Lost & found
A song Wes Carr wrote with Don Walker years ago has made it to Cold Chisel’s album, writes Kathy McCabe
Wes Carr remembers the first time he met legendary Cold Chisel songwriter Don Walker — the pair sat in silence for 20 minutes.
Carr was only 14 and had moved to Sydney with the big dream of writing hit songs. Music publishing boss Damian Trotter, who thought the teenager had the talent to do just that and signed him to Sony/ATV, asked Walker if he would give him some time.
The ambitious apprentice had grown up in Elizabeth, the “bible belt of Cold Chisel”. He knew he was in the presence of music greatness.
“If you are from Elizabeth and you’re not into Chisel, you got beaten up,” Carr says, chuckling.

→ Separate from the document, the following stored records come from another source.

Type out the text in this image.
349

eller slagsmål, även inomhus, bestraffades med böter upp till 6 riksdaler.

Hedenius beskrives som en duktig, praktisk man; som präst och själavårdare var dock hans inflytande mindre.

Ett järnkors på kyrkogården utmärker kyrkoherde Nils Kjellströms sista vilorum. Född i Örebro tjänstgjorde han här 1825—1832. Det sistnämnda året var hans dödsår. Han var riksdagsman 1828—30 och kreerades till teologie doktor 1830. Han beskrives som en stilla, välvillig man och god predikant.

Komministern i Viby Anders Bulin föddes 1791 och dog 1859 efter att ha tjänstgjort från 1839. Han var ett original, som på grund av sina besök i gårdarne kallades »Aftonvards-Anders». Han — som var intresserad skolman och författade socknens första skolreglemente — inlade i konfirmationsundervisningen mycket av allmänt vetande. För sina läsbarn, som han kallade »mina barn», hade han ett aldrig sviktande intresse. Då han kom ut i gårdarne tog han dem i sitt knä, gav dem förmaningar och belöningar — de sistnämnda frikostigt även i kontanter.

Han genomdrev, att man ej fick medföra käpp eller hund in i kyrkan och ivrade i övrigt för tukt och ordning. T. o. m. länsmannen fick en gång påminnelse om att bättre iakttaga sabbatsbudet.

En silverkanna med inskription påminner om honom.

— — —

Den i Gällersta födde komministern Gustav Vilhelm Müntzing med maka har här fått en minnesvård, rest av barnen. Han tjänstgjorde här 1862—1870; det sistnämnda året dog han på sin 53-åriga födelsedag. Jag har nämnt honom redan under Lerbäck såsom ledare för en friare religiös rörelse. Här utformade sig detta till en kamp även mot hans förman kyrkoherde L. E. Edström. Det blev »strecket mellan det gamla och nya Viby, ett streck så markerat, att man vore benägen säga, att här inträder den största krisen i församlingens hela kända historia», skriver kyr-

They didn’t write a song together that day. After the excruciating silence was broken, Walker and Carr swapped stories, “yarning” as the Chisel man calls it, and he offered some reading suggestions.
“I remember him suggesting Charles Bukowski. At that time I was really just a sponge of everything and everyone around me,” Carr says.
“That’s when I really started treating my songwriting as a craft and I knew that’s what I wanted to do one day even as I played in bands and then became more of the acoustic troubadour for a while.”
The next time Walker saw the aspiring artist, it was 12 years later and Carr was on television, singing for his future on the 2008 season of Australian Idol. Yes, Don Walker watched reality television.
“To tell you the truth, I forgot about (the meeting) until suddenly Wes is huge on television and I remembered he was the same guy who had been around to my place years ago,” Walker says.
“After putting out an album of the normal stuff that Idol people have to record, he wanted to do an album of real songs and wanted to see if I could get involved in some co-writing.”
Fast forward seven years and the men have enjoyed several writing sessions.
Now one of those songs, originally intended to find a home on a Carr release, is now the first single from Cold Chisel’s upcoming eighth studio album The Perfect Crime.
The pair wrote Lost a few years ago and Carr has been playing it at his gigs since 2012. He would often score a disbelieving chuckle from the crowd when he introduced Lost as being “half a Chisel song”.
“Then they would be kind of silent when I said I wrote it with Don and that I could hear Jimmy singing it one day,” Carr says. A few weeks ago, his prophecy became reality.
Carr got an email out of the blue from Walker informing him the song would be Chisel’s next single.
“After winning Australian Idol all those years ago, I felt like I had kissed goodbye to my heart in a strange way, I feared I would never be known as a songwriter which was all I ever wanted to do,” Carr says.
“So I am blessed and very grateful to someone like Don for saying ‘We have a great song here and we want to make it part of the Chisel story’. It’s pretty mind-boggling to get your head around.”
The Perfect Crime, which will be released on October 2, marks a new chapter for a band who takes its legacy as seriously as their legion of fans.
Chisel’s decision to continue their reunion after the death of drummer Steve Prestwich with the 2012 album No Plans, their first in 14 years, and wildly successful Light The Nitro tour, was not taken lightly.
The album and the tour reignited the musical passion of Walker, Jimmy Barnes, Phil Small and Ian Moss, with new drummer, ex-Divinyls Charley Drayton, and forged an even stronger bond among the men.
Walker encouraged them to bring songs to the table while respected American producer Kevin Shirley kept them on track to make a “rock’n’roll” album which bristled with the energy they exude on stage.
Lost is the one exception, a song which introduces strings and female backing vocals to the Chisel sound for the very first time. Walker says the song almost didn’t make the cut until the last minute.
“I could always hear Jim singing it, I thought it would be perfect for his voice and we did a pretty good recording of it during the sessions last year,” he says. “But when we were choosing the songs for the album, it wasn’t on there.”
As the album was being mixed in Los Angeles, Shirley contacted the band and suggested revisiting Lost by adding strings and gospel-style backing vocals. The strings were recorded in America and Chisel tapped Mahalia Barnes and her good friends Juanita Tippins and Jade Macrae to sing up a storm.
“Jim had the best line-up for it because he uses female backing vocalists all the time,” Walker says. It worked and not only did Lost make the album cut, it was now the first song the band’s fiercely loyal fanbase would get to taste.
Lost is an ultra personal song for Carr which he hopes will resonate loudly with Chisel fans. It’s about his own struggles, whether with the black shadow of anxiety or the ingrained insecurity which plagues many songwriters.
“I have no choice, I have to talk about these things in my songs and I know there are so many people out there suffering in silence,” he says.
“It doesn’t have to be like that and even with a tiny glimmer of a voice that can access more people than your average Joe, why not talk about these things. For me it is a powerful thing to do and music can be the greatest healer.”